13. Contributions remboursables

S.O.

14. Suivi et production de rapports

Le MAINC dispose de ses propres procédures de contrôle internes, systèmes et ressources humaines, et ce, afin d'assurer une diligence raisonnable lors de l'élaboration de plans de restauration et de la définition des besoins pluriannuels en matière de financement exprimés par le Yukon. Cette responsabilité est partagée par l'administration centrale et les bureaux régionaux du MAINC.

15. Gouvernance

Le Yukon réalisera le projet en trois phases, définies précédemment, et devra gérer le projet conformément à la charte de projet figurant dans l'entente de partage des coûts. Le Yukon devra, dans le cadre du présent projet, soumettre une proposition de projet, conformément au paragraphe 50(1) de la Loi sur l'évaluation environnementale et socioéconomique au Yukon (LEESY) (Canada), avant de procéder à l'évaluation du site et de mettre en œuvre la phase 2. La restauration du site devra respecter les normes de restauration des terres à usage industriel définies dans le Règlement sur les sites contaminés (Yukon).

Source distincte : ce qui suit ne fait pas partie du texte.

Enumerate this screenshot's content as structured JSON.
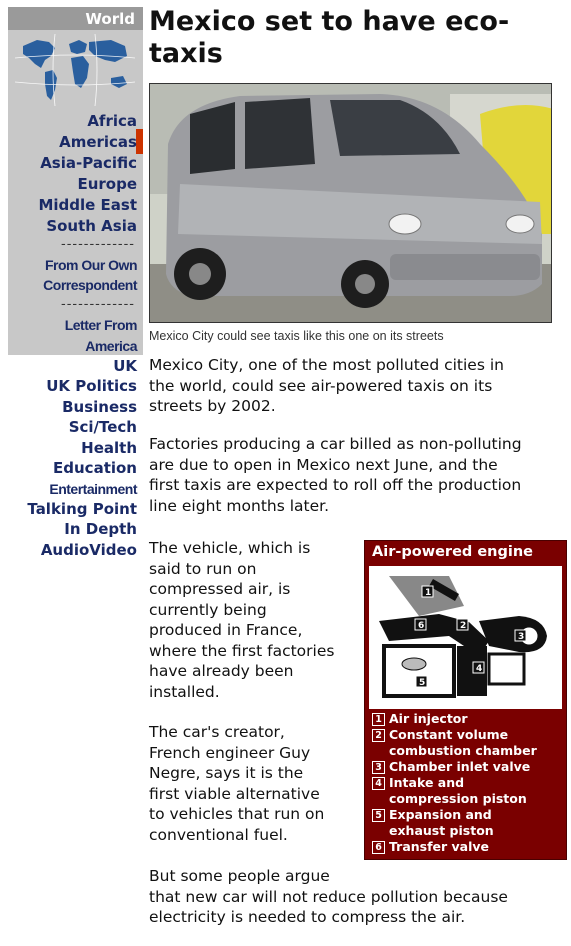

16. Cadre de responsabilisation et évaluation

Le Yukon devra fournir au Canada les rapports suivants :

  1. Dans les soixante (60) jours suivant la fin de chaque exercice, un rapport d'étape, conformément aux dispositions de l'entente de partage des coûts.
  2. Dans les soixante (60) jours suivant la fin de chaque exercice, un rapport financier, conformément aux dispositions de l'entente de partage des coûts.
  3. Le plus rapidement possible après la fin de la phase 2 du projet, et au plus tard le 30 juin 2017, le gouvernement du Yukon devra fournir un rapport confirmant que cette phase a bel et bien été réalisée.
  4. Le plus rapidement possible après la fin de la phase 3 du projet, et au plus tard le 30 juin 2021, le gouvernement du Yukon devra fournir un rapport final relatif au projet et un rapport financier final, qui confirmeront au gouvernement du Canada que le projet a bien été réalisé, et qu'un certificat de conformité a été produit pour le site, conformément à l'article 116 de la Loi sur l'environnement (Yukon).
L'entente de partage des coûts permet au gouvernement du Canada de procéder à des vérifications et à des évaluations de l'efficacité du projet, au besoin.

17. Autres modalités

En vertu de cet instrument habilitant, le MAINC est autorisé à gérer les paiements de transfert. Les autres modalités de l'entente de partage des coûts conclue avec le gouvernement du Yukon doivent respecter les grands principes encadrant les relations fédérales-provinciales-territoriales et être conformes à l'objectif général voulant que les fonds transférés en vertu de cet instrument respectent les obligations du gouvernement fédéral concernant la restauration du site contaminé non domanial de Marwell.

18. Langues officielles

À titre de gouvernement public, le gouvernent du Yukon n'est pas soumis à la Loi sur les langues officielles (Canada). Cependant, le gouvernement du Yukon doit respecter les exigences de sa propre Loi sur les langues (Yukon) qui, en plus des langues autochtones, affirme l'égalité du français et de l'anglais au Yukon. Selon l'entente de partage des coûts, le gouvernement du Yukon devra veiller à ce que toutes les affiches produites dans le cadre des travaux de restauration de la fosse de bitume de Marwell soient diffusées dans les deux langues.